The debtor sought to exempt from his bankruptcy estate his $72,300 interest in a Retirement Fund which was organized in Canada. The chapter 7 trustee objected to the exemption on the basis that the plan was not a qualified retirement plan within the meaning of the state or federal exemptions.
The debtor claimed the exemption under Illinois law 735 ILCS 5/12-1006(a) which permits a debtor to exempt a retirement fund that “is intended in good faith” to qualify as such under the Internal Revenue Code, or is a pension plan created under the Illinois Pension Code.
In objecting to the exemption, the trustee pointed to IRC 401(a) which defines a qualified plan as a “trust created or organized in the United States and forming part of a . . . pension . . . plan of an employer for the exclusive benefit of his employees . . .” Because the debtor’s plan was created or organized in Canada, the trustee argued that it did not qualify as a retirement fund under the Internal Revenue Code.
The debtor argued that the Illinois exemption is broad enough to encompass IRC section 404A, which deals with qualified foreign plans, and that his plan qualifies under that provision. The court was unpersuaded.
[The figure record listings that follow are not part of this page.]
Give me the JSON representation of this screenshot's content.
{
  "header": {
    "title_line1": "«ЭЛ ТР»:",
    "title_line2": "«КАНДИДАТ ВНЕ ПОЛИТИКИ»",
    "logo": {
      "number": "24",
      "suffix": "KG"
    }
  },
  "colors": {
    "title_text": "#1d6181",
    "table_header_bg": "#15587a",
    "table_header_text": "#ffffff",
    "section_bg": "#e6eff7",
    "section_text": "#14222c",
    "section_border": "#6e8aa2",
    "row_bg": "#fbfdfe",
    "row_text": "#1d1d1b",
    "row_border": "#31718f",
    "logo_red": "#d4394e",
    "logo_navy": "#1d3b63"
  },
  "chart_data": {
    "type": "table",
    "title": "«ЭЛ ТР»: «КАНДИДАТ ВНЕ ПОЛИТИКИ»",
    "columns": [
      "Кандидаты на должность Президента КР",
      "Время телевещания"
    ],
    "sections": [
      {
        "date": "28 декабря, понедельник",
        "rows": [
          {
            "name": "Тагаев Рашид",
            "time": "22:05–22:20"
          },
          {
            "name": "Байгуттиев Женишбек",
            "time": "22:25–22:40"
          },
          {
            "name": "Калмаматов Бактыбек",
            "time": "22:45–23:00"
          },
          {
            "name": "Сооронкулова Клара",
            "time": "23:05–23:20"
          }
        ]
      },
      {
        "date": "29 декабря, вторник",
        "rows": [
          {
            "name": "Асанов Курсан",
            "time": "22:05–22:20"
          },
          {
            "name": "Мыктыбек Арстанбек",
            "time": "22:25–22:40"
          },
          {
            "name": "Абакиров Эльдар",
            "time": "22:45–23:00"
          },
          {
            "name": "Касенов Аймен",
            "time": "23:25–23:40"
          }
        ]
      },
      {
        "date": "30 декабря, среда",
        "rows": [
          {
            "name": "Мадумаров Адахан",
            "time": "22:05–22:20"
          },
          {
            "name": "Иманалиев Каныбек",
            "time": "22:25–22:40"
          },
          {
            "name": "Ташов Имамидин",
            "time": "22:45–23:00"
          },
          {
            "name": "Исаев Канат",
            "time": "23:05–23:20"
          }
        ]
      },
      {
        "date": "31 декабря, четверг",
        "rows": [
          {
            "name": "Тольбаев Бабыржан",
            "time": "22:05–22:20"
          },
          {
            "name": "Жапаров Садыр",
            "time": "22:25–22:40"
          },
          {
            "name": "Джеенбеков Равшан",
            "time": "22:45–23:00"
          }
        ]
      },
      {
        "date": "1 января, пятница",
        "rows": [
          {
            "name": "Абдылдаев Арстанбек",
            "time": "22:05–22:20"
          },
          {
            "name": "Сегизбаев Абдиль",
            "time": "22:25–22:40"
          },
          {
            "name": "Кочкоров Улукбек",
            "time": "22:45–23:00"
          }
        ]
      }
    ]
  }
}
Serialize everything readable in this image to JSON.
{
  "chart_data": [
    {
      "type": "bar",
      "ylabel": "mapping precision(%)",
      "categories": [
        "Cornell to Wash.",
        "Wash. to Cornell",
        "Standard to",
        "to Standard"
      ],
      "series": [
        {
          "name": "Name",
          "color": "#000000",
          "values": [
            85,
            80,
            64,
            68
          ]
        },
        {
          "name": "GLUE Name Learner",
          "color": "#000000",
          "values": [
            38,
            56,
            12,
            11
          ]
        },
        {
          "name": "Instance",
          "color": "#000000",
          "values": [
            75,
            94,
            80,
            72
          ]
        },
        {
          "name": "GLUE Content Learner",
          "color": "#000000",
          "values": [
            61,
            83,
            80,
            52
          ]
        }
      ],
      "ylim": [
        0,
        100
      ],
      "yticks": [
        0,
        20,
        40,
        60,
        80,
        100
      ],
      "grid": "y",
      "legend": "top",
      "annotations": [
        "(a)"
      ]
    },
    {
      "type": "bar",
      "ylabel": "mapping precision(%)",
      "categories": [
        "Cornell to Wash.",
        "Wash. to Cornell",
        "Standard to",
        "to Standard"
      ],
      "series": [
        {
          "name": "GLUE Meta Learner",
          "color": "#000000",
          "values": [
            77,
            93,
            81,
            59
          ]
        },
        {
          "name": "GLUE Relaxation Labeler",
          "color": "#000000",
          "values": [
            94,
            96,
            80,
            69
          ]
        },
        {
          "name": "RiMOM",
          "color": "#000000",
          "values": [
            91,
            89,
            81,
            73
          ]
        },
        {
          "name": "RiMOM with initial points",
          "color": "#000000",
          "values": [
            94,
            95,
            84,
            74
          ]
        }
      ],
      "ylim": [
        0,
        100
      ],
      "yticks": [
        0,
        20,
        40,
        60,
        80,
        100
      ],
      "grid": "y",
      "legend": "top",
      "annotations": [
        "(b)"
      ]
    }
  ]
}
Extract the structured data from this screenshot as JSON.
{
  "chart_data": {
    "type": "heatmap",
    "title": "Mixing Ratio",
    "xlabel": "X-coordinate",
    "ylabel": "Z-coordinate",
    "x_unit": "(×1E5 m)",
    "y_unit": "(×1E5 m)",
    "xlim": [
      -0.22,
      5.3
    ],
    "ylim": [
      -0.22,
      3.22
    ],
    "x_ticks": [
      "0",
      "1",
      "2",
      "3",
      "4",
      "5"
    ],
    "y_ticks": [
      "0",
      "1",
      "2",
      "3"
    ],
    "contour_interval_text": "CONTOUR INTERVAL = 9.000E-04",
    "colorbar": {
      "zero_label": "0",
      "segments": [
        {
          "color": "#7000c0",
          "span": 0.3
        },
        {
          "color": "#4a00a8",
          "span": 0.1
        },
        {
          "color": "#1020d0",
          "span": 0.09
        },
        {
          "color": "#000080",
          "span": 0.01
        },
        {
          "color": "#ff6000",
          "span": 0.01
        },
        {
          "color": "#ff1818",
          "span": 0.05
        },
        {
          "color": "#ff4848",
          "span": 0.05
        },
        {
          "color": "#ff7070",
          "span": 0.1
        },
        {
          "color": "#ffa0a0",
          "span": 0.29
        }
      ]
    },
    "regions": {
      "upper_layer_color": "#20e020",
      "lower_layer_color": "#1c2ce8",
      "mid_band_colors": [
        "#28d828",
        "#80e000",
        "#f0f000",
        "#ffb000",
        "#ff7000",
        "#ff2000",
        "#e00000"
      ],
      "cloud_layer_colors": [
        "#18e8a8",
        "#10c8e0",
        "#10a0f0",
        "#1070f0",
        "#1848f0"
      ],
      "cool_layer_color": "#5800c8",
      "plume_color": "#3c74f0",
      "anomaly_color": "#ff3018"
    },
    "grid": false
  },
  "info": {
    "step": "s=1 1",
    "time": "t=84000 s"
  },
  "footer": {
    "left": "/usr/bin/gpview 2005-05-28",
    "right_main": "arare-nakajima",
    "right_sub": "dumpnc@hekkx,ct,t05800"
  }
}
It found section 404A was limited to the issue of deductions for employer contributions to foreign deferred compensation plans and did not create an exception to the requirement in section 401(a) that qualified pension plans be created in the United States.
As a matter of statutory interpretation, the court found the debtor’s broad interpretation of Illinois’ exemption language to incorporate foreign pension plans would require it to ignore the plain language of IRC section 401(a) which it could not do.
The court noted also that the federal exemption for pension plans found in section 522(b)(3)(C), specifies IRC provisions that create qualified plans and does not include section 404A.
The court concluded that the debtor’s pension plan was not a qualified plan under the IRC and it therefore disallowed the exemption.